Despite extraordinary revenue growth of 85% from 2014-15, 115% from 2015-16, and 55% from 2016-17, iQiyi has yet to make a profit. In 2017, iQiyi lost $595 million on $2.7 billion of revenue.

Tony Wible, an analyst with Drexel Hamilton, said, “The losses Netflix generates are its biggest competitive advantage. They make it incredibly difficult to compete.”

iQiyi is following the same strategy as Netflix; subscriber acquisition at all costs, and profit worries later.

The growing losses at iQiyi are attributed to strong competition from Tencent Video and Youku, but mainly from costs associated with original content production. iQiyi will use over 50% of the funds raised from the IPO to fund the expansion of original content.

iQiyi has proved capable in producing great content that can compete with its most popular foreign titles.
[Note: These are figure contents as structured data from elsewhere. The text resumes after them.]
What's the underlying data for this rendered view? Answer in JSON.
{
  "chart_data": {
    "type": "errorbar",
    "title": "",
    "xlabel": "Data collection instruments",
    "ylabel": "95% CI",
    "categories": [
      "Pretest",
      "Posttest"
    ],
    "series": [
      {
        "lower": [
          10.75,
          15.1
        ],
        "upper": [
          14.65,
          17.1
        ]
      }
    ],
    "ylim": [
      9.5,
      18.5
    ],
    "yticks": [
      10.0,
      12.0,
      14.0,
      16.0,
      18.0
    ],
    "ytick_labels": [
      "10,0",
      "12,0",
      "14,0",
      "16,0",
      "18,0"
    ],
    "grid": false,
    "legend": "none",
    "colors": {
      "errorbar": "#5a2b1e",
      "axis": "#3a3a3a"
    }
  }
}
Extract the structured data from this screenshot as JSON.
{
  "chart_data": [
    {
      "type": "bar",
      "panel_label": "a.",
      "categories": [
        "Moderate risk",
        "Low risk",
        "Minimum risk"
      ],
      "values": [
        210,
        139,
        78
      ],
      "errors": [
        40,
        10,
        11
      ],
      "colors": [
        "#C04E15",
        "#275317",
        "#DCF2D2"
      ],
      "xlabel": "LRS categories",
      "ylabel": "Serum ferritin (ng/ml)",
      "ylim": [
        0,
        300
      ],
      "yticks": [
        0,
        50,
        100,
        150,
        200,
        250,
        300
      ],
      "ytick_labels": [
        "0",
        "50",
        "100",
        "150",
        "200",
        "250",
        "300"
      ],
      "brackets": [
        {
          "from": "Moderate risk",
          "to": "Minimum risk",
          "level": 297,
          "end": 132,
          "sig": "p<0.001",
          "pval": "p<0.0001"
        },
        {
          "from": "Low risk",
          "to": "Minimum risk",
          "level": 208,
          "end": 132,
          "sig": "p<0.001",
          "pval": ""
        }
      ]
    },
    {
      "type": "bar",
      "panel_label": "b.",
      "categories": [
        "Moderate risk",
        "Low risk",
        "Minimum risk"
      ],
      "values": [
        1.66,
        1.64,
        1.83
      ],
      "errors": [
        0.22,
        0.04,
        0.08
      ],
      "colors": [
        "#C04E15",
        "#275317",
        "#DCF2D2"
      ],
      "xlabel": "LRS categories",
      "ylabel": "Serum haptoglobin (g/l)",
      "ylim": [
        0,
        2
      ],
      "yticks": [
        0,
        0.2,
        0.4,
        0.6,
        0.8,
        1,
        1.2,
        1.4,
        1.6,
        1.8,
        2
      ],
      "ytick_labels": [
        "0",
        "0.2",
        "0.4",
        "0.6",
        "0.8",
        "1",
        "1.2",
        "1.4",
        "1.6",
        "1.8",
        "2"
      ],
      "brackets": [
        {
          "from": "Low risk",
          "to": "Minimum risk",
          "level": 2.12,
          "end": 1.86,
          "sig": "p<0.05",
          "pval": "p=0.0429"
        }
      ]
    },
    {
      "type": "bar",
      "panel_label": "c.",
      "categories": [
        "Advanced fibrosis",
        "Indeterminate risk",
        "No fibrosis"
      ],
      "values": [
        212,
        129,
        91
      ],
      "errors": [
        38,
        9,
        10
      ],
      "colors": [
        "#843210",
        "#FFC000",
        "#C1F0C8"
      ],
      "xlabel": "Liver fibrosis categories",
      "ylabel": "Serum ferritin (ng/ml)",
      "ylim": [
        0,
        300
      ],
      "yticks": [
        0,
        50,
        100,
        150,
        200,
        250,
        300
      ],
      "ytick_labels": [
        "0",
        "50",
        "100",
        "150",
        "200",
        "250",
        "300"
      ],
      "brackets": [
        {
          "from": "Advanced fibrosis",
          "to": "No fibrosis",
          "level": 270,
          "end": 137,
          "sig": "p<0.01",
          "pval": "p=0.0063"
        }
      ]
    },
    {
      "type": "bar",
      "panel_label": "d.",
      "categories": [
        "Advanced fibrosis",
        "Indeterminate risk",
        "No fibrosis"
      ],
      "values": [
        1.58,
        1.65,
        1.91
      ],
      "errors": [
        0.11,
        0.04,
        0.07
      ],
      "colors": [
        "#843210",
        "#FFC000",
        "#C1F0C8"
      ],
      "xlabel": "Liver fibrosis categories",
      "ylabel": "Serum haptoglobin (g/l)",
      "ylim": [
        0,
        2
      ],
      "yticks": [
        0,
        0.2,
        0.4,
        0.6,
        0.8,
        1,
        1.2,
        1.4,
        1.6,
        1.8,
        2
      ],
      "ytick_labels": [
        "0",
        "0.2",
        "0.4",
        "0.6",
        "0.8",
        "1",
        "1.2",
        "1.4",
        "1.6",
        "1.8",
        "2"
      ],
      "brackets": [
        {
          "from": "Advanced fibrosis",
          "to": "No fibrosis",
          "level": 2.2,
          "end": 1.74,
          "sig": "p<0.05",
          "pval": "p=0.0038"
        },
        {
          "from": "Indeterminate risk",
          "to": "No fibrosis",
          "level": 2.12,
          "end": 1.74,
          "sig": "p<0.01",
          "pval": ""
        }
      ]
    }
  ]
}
The drama series, The Lost Tomb, generated over 100 million views within the first 24 hours of release. Since, the series has been viewed over 4 billion times. The Mystic Nine, broke the record set by The Last Tomb by receiving over 200 million views on its debut day.

However, producing original content is not cheap. Expenses associated with original content production represented 70%, 68% and 73% of total revenues in 2015, 2016, and 2017.

iQiyi is the most expensive service among the major SVOD providers in China, translating to roughly $30 per year. In comparison, Netflix costs $8-11 per month in the US, or about $115 per year. In addition to a subscription model, iQiyi operates transactional and advertising video-on-demand models.

Failed Takeover Halted by US Investors

In a shocking spectacle of insider dealing, Robin Li the Chairman of Baidu and iQiyi’s CEO Yu Gong, along with a consortium of investors announced plans in February 2016 to buyout iQiyi for $2.3 billion.

To put this offer in perspective, Alibaba paid $4.8 billion for Youku in 2015, which only had half the number of subscribers as iQiyi at the time.

While these types of transactions may be common on China’s publicly traded markets, they will be difficult to continue once Chinese firms list on foreign exchanges.

New York-based Acacia Partners, which owned $400 million in Baidu shares during the proposed buyout, wrote an open letter criticizing the sale and lack of governance. Although, Baidu’s management denies that Acacia’s protest halted the sale, the timing of the retracted bid was too coincidental.

The CEO and management team, instead of the Baidu shareholders that funded iQiyi’s expansion, would have benefited exponentially from investments made in building the iQiyi platform.